Carswell JM et al. Generic and brand-name L-thyroxine are not bioequivalent for children with severe congenital hypothyroidism. J Clin Endocrinol Metab. December 21, 2012.

This study evaluated 31 children and adolescents 3 to 18 years of age with known hypothyroidism (serum TSH concentration at diagnosis, >100 mIU/L). A total of 20 of the children had congenital hypothyroidism, while the rest had Hashimoto’s thyroiditis as the cause of their hypothyroidism. The children were assigned to receive their usual levothyroxine dose as either SynthroidTM (Abbott Laboratories) or generic levothyroxine (Sandoz) for 8 weeks and then were switched to the other preparation for 8 weeks. Serum TSH, free T4, and total T3 were measured at the end of each 8 week treatment period were compared for each subject.
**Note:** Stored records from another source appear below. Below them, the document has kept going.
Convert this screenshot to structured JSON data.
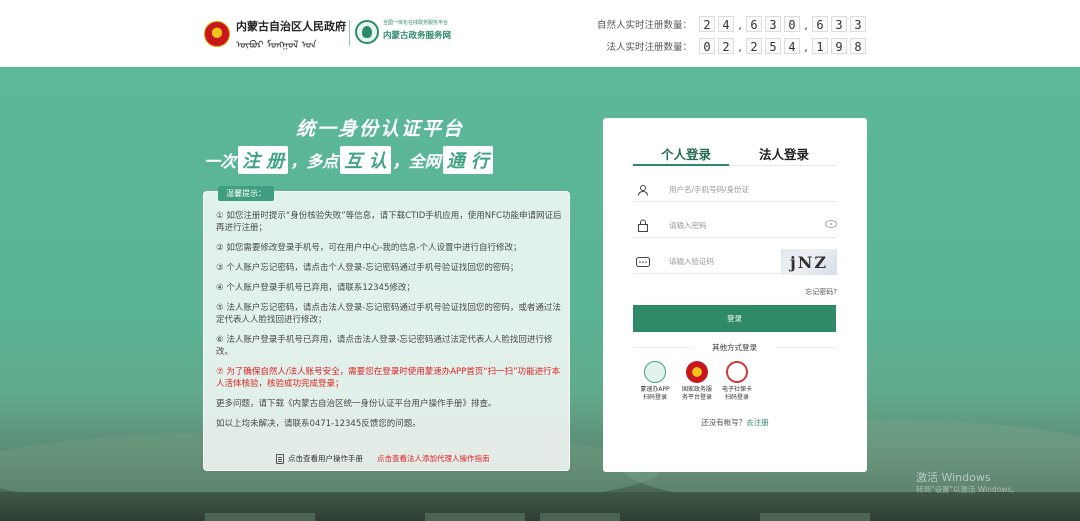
{
  "header": {
    "gov_title": "内蒙古自治区人民政府",
    "gov_mongolian": "ᠦᠪᠦᠷ ᠮᠣᠩᠭᠣᠯ ᠤᠨ",
    "service_small": "全国一体化在线政务服务平台",
    "service_name": "内蒙古政务服务网",
    "natural_label": "自然人实时注册数量：",
    "natural_digits": [
      "2",
      "4",
      ",",
      "6",
      "3",
      "0",
      ",",
      "6",
      "3",
      "3"
    ],
    "legal_label": "法人实时注册数量：",
    "legal_digits": [
      "0",
      "2",
      ",",
      "2",
      "5",
      "4",
      ",",
      "1",
      "9",
      "8"
    ]
  },
  "hero": {
    "slogan_main": "统一身份认证平台",
    "slogan_parts": [
      {
        "text": "一次",
        "boxed": false
      },
      {
        "text": "注 册",
        "boxed": true
      },
      {
        "text": "，多点",
        "boxed": false
      },
      {
        "text": "互 认",
        "boxed": true
      },
      {
        "text": "，全网",
        "boxed": false
      },
      {
        "text": "通 行",
        "boxed": true
      }
    ]
  },
  "tips": {
    "title": "温馨提示：",
    "items": [
      {
        "text": "① 如您注册时提示“身份核验失败”等信息，请下载CTID手机应用，使用NFC功能申请网证后再进行注册；",
        "red": false
      },
      {
        "text": "② 如您需要修改登录手机号，可在用户中心-我的信息-个人设置中进行自行修改；",
        "red": false
      },
      {
        "text": "③ 个人账户忘记密码，请点击个人登录-忘记密码通过手机号验证找回您的密码；",
        "red": false
      },
      {
        "text": "④ 个人账户登录手机号已弃用，请联系12345修改；",
        "red": false
      },
      {
        "text": "⑤ 法人账户忘记密码，请点击法人登录-忘记密码通过手机号验证找回您的密码，或者通过法定代表人人脸找回进行修改；",
        "red": false
      },
      {
        "text": "⑥ 法人账户登录手机号已弃用，请点击法人登录-忘记密码通过法定代表人人脸找回进行修改。",
        "red": false
      },
      {
        "text": "⑦ 为了确保自然人/法人账号安全，需要您在登录时使用蒙速办APP首页“扫一扫”功能进行本人活体核验，核验成功完成登录；",
        "red": true
      },
      {
        "text": "更多问题，请下载《内蒙古自治区统一身份认证平台用户操作手册》排查。",
        "red": false
      },
      {
        "text": "如以上均未解决，请联系0471-12345反馈您的问题。",
        "red": false
      }
    ],
    "manual_link": "点击查看用户操作手册",
    "agent_link": "点击查看法人添加代理人操作指南"
  },
  "login": {
    "tab_personal": "个人登录",
    "tab_legal": "法人登录",
    "username_placeholder": "用户名/手机号码/身份证",
    "password_placeholder": "请输入密码",
    "captcha_placeholder": "请输入验证码",
    "captcha_text": "jNZ",
    "forgot": "忘记密码?",
    "login_button": "登录",
    "other_methods": "其他方式登录",
    "methods": [
      {
        "label_1": "蒙速办APP",
        "label_2": "扫码登录"
      },
      {
        "label_1": "国家政务服",
        "label_2": "务平台登录"
      },
      {
        "label_1": "电子社保卡",
        "label_2": "扫码登录"
      }
    ],
    "no_account": "还没有帐号？",
    "register": "去注册"
  },
  "watermark": {
    "line1": "激活 Windows",
    "line2": "转到\"设置\"以激活 Windows。"
  },
  "colors": {
    "accent": "#2f8a68",
    "background_green": "#5cb899",
    "alert_red": "#e02020"
  }
}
The serum TSH was significantly lower (0.7 mIU/L vs. 1.8 mIU/L) after 8 weeks of SynthroidTM than after 8 weeks of the generic levothyroxine. This difference did not depend on age and was seen only in children with congenital hypothyroidism. In the children with Hashimoto’s disease, TSH did not differ between branded and generic levothyroxine. There were no differences in free T4 or total T3 following each treatment period.

This study demonstrates that Synthroid and generic levothyroxine are not equal in children with congenital hypothyroidism, even though the FDA states they are interchangeable. This difference was not observed in patients with Hashimoto’s thyroiditis, possibly because they have an intact thyroid although it is not working. The results in the children with congenital hypothyroidism may possibly be seen in other patients (such as those with thyroid cancer) who have had a thyroidectomy. In any event, this study reinforces the need for checking thyroid tests to adjust the dose when the levothyroxine preparations are being changed. Further studies with larger number of patients would be helpful to confirm these results.